Sunday, 20 January 2019
In common with local theatres, county cricket and Weston-super-Mare, almost all churches are faced by the constant problem of trying to attract more people while simultaneously battling to keep even the ones they have.
They all face their competing attractions whether that be television, an audience spending too much time at work or just the cost of getting around and the promise of better weather elsewhere. Providing a bit of unexpected variety is an obvious move; lowering ticket prices and offering a diet of crowd-pleasing fare might work. But it doesn’t always and there’s only so far you can stray into the realms of diversity before the core purpose is diluted or even lost.
This struggle to remain popular, in its truest sense, is something I recognised at the start of my wanderings and it’s a theme I’m sure will continue to crop up. It will be interesting to note where it is NOT a problem. I’m choosing where I visit partly through a bit of internet browsing. Most churches recognise the benefits of having an online presence and they all seem keen to emphasise the liveliness and vibrancy of the programme they offer. Smiling people of all ages and backgrounds are a constant feature of home page pictures. It’s akin to restaurants wanting to give the impression that you’ll be lucky to get in here, or event promoters hinting that tickets are selling fast.
Although I’d never been in, this is a church I’ve been familiar with for many years. During all the time spent in The Quadrant at the base of the Coventry Observer, the United Reformed Church was the view from my window. Perhaps that’s why I seem to be one of the few people who doesn’t make the mistake of calling it United Reform. It’s also a building I pass on my walk into the city centre every time I come to Coventry. At Easter and particularly in the cold, dark days before Christmas, members of the congregation could be seen huddled together in the porch singing carols to hunched, hurrying shoppers who largely ignored them. It was - quite literally - a thankless task and one, therefore, deserving of respect.
The welcome here is as warm as in any of my visits so far. I am coming round to the feeling that part of the reason for this welcoming is that I must stand out as someone they haven’t seen before. An element of novelty perhaps mixed in with the perfectly sincere church welcome. It also becomes apparent in snippets of overheard conversation, that some regulars took me to be some sort of inspector. I did make one note during the morning; I suppose that may have looked suspicious.
This morning it’s a family service, although it would be a struggle to recognise that from the 32 people making up today’s attendance, only two of whom are anywhere near the age you’d expect. Most of us are considerably older and, in common with many urban churches, not attending as part of a family, even as part of a couple I’d say. But there’s an air of joy in this congregation rather than a feeling of habit or resignation.
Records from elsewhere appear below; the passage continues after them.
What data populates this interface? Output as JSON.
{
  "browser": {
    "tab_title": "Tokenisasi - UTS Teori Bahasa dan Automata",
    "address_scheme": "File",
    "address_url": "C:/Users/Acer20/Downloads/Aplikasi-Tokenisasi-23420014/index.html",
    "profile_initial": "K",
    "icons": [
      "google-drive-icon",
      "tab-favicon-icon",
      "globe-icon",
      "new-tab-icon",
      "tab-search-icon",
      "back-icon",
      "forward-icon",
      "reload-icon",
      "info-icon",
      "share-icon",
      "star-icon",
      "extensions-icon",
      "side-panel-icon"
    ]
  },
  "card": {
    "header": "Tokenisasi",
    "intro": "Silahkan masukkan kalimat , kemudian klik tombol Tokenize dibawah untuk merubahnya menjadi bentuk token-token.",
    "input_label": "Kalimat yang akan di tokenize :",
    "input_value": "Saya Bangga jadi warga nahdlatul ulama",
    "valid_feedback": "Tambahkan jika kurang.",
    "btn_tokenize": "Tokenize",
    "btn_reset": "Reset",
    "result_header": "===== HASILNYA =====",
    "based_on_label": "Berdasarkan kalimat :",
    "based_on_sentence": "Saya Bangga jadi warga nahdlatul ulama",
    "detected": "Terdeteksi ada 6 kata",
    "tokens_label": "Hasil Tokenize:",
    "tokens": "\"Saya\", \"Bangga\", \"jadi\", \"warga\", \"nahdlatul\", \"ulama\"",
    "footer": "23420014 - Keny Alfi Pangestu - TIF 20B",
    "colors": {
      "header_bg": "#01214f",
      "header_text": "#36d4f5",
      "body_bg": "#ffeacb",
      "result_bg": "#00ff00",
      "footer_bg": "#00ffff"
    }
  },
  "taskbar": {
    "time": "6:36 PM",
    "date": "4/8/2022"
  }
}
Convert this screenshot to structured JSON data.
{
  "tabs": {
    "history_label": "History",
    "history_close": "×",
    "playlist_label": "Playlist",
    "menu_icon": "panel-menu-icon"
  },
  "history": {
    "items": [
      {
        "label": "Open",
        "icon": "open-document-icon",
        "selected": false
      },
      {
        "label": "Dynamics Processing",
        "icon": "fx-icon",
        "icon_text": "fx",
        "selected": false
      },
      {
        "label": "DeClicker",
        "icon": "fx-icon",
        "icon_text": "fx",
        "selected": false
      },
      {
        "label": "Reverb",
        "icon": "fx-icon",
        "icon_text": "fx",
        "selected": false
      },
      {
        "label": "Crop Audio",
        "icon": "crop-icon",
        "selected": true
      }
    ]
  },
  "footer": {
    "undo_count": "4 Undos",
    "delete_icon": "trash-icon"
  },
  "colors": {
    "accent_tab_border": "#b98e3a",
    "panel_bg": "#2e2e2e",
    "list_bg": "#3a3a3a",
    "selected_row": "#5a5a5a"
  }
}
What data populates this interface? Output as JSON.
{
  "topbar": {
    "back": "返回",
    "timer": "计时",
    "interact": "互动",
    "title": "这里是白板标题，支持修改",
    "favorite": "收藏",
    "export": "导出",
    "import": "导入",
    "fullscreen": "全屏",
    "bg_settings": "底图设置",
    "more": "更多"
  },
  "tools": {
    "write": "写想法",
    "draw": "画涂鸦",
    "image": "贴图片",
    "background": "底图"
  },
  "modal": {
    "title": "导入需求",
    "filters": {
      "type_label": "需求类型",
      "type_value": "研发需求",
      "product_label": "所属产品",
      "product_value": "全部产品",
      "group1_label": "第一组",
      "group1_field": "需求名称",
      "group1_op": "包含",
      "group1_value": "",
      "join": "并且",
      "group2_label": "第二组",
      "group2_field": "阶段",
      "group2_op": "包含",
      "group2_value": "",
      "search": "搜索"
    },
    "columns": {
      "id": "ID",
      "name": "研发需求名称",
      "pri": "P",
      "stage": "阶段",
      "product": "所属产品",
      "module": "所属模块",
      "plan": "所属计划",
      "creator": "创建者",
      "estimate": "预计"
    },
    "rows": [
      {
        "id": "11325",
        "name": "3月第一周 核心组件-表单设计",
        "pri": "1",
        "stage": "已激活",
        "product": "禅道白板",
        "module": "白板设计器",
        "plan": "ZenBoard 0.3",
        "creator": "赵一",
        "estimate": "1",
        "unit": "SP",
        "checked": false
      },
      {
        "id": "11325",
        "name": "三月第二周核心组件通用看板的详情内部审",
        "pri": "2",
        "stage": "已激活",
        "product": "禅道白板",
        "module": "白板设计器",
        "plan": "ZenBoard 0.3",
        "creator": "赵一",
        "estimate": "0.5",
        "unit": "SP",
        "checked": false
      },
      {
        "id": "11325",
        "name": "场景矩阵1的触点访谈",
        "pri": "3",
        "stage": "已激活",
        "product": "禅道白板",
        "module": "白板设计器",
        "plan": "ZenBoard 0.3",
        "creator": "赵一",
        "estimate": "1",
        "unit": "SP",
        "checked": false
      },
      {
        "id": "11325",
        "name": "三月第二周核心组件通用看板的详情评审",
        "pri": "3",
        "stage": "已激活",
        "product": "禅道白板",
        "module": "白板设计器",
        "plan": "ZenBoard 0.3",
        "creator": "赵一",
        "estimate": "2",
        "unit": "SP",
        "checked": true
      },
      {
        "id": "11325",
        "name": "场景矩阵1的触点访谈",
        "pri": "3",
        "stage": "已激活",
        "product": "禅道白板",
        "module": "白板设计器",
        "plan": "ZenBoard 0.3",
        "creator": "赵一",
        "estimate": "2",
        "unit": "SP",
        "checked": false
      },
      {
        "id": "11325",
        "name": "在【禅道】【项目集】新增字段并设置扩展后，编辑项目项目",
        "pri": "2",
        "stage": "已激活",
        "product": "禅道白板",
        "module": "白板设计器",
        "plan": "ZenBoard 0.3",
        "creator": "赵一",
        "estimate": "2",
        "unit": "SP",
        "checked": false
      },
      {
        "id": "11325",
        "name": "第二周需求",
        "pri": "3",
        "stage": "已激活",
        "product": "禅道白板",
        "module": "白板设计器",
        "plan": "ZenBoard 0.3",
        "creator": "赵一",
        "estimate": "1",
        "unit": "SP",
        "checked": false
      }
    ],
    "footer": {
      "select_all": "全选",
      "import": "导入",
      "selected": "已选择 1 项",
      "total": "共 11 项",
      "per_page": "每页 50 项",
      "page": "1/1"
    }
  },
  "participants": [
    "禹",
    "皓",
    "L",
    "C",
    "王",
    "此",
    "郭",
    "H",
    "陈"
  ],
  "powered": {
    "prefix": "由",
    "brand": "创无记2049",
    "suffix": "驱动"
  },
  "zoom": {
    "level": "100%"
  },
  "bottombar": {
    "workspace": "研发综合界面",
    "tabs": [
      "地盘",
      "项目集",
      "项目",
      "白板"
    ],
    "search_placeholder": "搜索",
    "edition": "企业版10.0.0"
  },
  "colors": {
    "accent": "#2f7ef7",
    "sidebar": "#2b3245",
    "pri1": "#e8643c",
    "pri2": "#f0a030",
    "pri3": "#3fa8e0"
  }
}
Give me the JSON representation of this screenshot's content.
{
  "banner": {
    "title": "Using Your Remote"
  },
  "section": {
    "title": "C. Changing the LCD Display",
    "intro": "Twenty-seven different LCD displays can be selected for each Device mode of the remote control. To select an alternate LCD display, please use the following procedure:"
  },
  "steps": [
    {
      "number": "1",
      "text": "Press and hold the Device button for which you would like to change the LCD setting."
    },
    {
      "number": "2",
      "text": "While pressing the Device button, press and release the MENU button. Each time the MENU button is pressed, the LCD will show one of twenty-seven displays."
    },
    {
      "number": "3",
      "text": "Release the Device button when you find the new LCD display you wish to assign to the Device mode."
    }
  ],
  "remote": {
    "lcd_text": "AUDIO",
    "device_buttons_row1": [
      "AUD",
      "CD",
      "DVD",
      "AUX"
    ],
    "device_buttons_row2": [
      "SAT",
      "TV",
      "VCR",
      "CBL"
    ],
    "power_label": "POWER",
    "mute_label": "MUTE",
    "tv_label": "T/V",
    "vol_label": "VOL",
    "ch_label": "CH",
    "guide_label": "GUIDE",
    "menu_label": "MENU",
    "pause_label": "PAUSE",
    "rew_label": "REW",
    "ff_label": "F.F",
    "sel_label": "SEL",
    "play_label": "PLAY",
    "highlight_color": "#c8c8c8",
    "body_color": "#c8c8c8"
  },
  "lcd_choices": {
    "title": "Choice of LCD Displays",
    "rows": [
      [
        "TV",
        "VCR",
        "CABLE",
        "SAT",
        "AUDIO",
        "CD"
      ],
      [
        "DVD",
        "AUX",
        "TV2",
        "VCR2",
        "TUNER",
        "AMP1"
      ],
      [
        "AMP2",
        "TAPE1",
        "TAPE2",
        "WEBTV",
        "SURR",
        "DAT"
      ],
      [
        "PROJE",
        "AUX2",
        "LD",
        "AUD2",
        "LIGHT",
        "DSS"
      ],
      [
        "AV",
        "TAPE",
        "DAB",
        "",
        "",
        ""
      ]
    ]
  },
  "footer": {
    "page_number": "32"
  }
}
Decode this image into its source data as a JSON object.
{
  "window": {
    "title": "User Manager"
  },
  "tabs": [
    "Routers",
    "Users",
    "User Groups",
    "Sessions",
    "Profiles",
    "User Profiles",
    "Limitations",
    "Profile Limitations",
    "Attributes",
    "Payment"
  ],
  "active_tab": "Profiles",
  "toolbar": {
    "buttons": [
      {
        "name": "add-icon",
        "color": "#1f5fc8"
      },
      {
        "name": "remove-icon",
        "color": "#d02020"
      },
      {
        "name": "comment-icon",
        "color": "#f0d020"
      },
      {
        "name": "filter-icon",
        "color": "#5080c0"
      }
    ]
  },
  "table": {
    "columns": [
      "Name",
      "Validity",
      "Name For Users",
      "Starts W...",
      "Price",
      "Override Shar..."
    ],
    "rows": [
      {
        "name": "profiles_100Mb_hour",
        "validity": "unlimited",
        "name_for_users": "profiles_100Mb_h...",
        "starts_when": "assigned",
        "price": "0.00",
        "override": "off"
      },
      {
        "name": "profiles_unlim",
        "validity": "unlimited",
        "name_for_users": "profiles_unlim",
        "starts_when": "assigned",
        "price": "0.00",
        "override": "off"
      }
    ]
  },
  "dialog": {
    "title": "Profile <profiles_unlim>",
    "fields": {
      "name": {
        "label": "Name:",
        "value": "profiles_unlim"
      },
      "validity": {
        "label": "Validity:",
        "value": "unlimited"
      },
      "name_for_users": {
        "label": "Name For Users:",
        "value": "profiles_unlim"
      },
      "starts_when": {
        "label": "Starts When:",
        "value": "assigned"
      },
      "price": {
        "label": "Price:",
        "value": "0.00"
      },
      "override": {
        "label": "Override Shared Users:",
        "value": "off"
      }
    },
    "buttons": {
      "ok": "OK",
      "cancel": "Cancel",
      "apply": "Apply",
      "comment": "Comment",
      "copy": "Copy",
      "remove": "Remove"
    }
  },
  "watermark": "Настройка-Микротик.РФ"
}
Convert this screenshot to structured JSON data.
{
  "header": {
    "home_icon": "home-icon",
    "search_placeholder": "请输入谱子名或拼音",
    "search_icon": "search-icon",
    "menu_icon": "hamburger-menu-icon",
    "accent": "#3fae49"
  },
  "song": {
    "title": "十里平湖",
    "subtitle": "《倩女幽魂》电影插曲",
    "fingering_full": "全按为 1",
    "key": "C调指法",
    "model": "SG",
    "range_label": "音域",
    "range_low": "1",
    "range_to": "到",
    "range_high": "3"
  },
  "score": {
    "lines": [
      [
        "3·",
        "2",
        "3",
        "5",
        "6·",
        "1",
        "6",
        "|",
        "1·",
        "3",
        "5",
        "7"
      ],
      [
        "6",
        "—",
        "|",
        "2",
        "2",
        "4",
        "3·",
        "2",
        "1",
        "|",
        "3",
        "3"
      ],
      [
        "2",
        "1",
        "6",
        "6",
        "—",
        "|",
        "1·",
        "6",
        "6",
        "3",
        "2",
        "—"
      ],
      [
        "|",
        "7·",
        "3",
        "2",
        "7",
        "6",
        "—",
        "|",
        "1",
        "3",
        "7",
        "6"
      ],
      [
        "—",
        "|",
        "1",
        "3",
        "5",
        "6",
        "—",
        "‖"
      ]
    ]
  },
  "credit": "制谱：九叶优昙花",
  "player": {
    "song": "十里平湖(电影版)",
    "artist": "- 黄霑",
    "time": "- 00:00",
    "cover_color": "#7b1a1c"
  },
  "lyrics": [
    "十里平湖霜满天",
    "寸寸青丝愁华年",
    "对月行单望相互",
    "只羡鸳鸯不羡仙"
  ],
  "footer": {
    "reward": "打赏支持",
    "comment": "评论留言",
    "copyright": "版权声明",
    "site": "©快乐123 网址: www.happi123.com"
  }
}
The fact that the service itself is broadly familiar makes the small differences all the more noteworthy. There’s little pomp, the tone is informal and straightforward throughout and communion is taken in your seat in a fashion which puts me in mind of airline meal service only with blissfully enhanced elbow room. The vicar, Rev Yvonne Stone, toting a fine Glastonbury accent, wears a ‘dog collar’ but that’s the only concession to vestments. The prayers, readings and sermon are all delivered free from any element of preaching.
Perhaps the most eyebrow-raising difference from anything I’ve encountered before is the lack of hymn books. There are hymns, of course, led from the front by a three-woman choir. But for the words, we don’t bury our heads in a book, we just follow them on the big TV screen either side of the altar, pages kept rolling by Rev Yvonne via her MacBook. Between the hymns we get appropriate pictures and phrases to chart the progress of the service. A cross between bouncing ball singalong and the health messages I’m forced to absorb at the doctors. It’s oddly fun for all that.
Talking with Rev Yvonne after the service she agrees about the difficulties faced in trying to get people in. It’s part of her function to keep fighting that battle. The church has a vibrant church centre next door with plenty of popular activities. Getting people to make the ten-yard journey over to the church itself, however, is still a challenge. It’s hardly surprising though. This is after all the city where carol singers offering free warm mince pies and hot drinks to weary festive shoppers still have their work cut out to get any sort of grateful response.